Cycle-Consistent Adversarial Networks for Realistic Pervasive Change Generation in Remote Sensing Imagery
This paper introduces a new method of generating realistic pervasive changes in the context of evaluating the effectiveness of change detection algorithms in controlled settings. The method, a cycle-consistent adversarial network (CycleGAN), requires low quantities of training data to generate realistic changes. Here we show an application of CycleGAN in creating realistic snow-covered scenes of multispectral Sentinel-2 imagery, and demonstrate how these images can be used as a test bed for anomalous change detection algorithms.

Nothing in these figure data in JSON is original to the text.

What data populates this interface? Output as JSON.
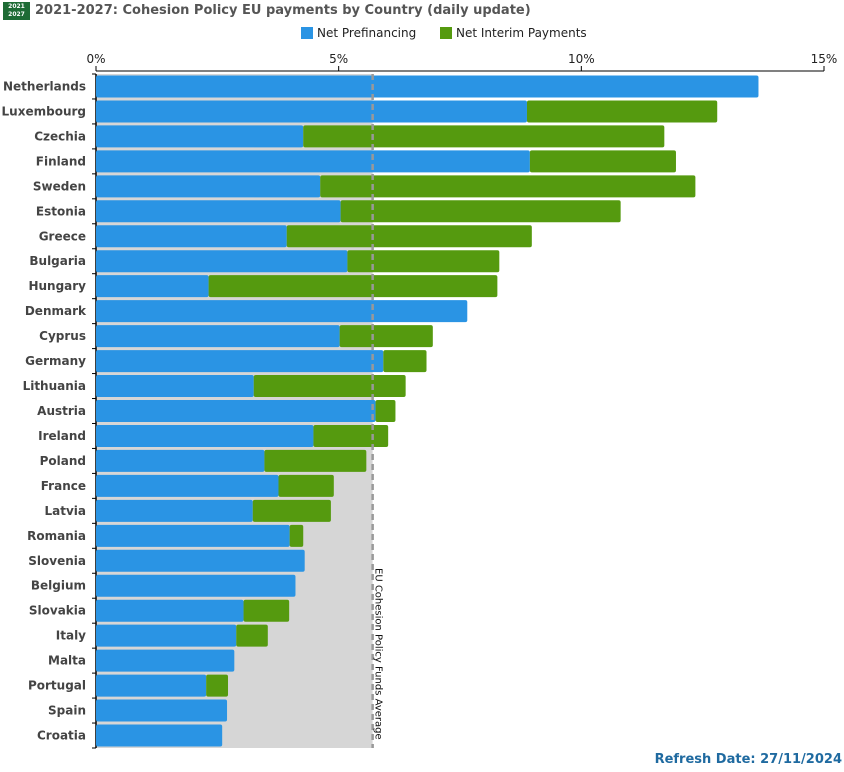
{
  "header": {
    "badge_line1": "2021",
    "badge_line2": "2027",
    "title": "2021-2027: Cohesion Policy EU payments by Country (daily update)"
  },
  "refresh_label": "Refresh Date: 27/11/2024",
  "colors": {
    "prefinancing": "#2a94e4",
    "interim": "#559a0f",
    "average_band": "#d6d6d6",
    "average_line": "#999999"
  },
  "chart_data": {
    "type": "bar",
    "orientation": "horizontal",
    "stacked": true,
    "title": "2021-2027: Cohesion Policy EU payments by Country (daily update)",
    "xlim": [
      0,
      15
    ],
    "x_ticks": [
      {
        "value": 0,
        "label": "0%"
      },
      {
        "value": 5,
        "label": "5%"
      },
      {
        "value": 10,
        "label": "10%"
      },
      {
        "value": 15,
        "label": "15%"
      }
    ],
    "legend_position": "top-center",
    "categories": [
      "Netherlands",
      "Luxembourg",
      "Czechia",
      "Finland",
      "Sweden",
      "Estonia",
      "Greece",
      "Bulgaria",
      "Hungary",
      "Denmark",
      "Cyprus",
      "Germany",
      "Lithuania",
      "Austria",
      "Ireland",
      "Poland",
      "France",
      "Latvia",
      "Romania",
      "Slovenia",
      "Belgium",
      "Slovakia",
      "Italy",
      "Malta",
      "Portugal",
      "Spain",
      "Croatia"
    ],
    "series": [
      {
        "name": "Net Prefinancing",
        "values": [
          13.65,
          8.88,
          4.27,
          8.94,
          4.62,
          5.04,
          3.93,
          5.18,
          2.32,
          7.65,
          5.02,
          5.92,
          3.25,
          5.76,
          4.48,
          3.47,
          3.76,
          3.23,
          3.99,
          4.3,
          4.11,
          3.04,
          2.89,
          2.85,
          2.27,
          2.7,
          2.6
        ]
      },
      {
        "name": "Net Interim Payments",
        "values": [
          0,
          3.92,
          7.44,
          3.01,
          7.73,
          5.77,
          5.05,
          3.13,
          5.95,
          0,
          1.92,
          0.89,
          3.13,
          0.41,
          1.54,
          2.1,
          1.14,
          1.61,
          0.28,
          0,
          0,
          0.94,
          0.65,
          0,
          0.45,
          0,
          0
        ]
      }
    ],
    "average": {
      "value": 5.7,
      "label": "EU Cohesion Policy Funds Average"
    }
  }
}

On the Detectability of Conflict: a Remote Sensing Study of the Rohingya Conflict
The detection and quantification of conflict through remote sensing modalities represents a challenging but crucial aspect of human rights monitoring. In this work we demonstrate how utilizing multi-modal data sources can help build a comprehensive picture of conflict and human displacement, using the Rohingya conflict in the state of Rakhine, Myanmar as a case study. We show that time series analysis of fire detections from the Moderate Resolution Imaging Spectroradiometer (MODIS) and Visible Infrared Imaging Radiometer Suite (VIIRS) can reveal anomalous spatial and temporal distributions of fires related to conflict. This work also shows that Synthetic Aperture Radar (SAR) backscatter and coherence data can detect the razing and burning of buildings and villages, even in cloudy conditions. These techniques may be further developed in the future to enable the monitoring and detection of signals originating from these types of conflict.
Estimating Fault Friction from Seismic Signals in the Laboratory
Nearly all aspects of earthquake rupture are controlled by the friction along the fault that progressively increases with tectonic forcing, but in general cannot be directly measured. We show that fault friction can be determined at any time, from the continuous seismic signal. In a classic laboratory experiment of repeating earthquakes, we find that the seismic signal follows a specific pattern with respect to fault friction, allowing us to determine the fault's position within its failure cycle. Using machine learning, we show that instantaneous statistical characteristics of the seismic signal are a fingerprint of the fault zone shear stress and frictional state. Further analysis of this fingerprint leads to a simple equation of state quantitatively relating the seismic signal power and the friction on the fault. These results show that fault zone frictional characteristics and the state of stress in the surroundings of the fault can be inferred from seismic waves, at least in the laboratory.
BUDD: Multi-modal Bayesian Updating Deforestation Detections
The global phenomenon of forest degradation is a pressing issue with severe implications for climate stability and biodiversity protection. In this work we generate Bayesian updating deforestation detection (BUDD) algorithms by incorporating Sentinel-1 backscatter and interferometric coherence with Sentinel-2 normalized vegetation index data. We show that the algorithm provides good performance in validation AOIs. We compare the effectiveness of different combinations of the three data modalities as inputs into the BUDD algorithm and compare against existing benchmarks based on optical imagery.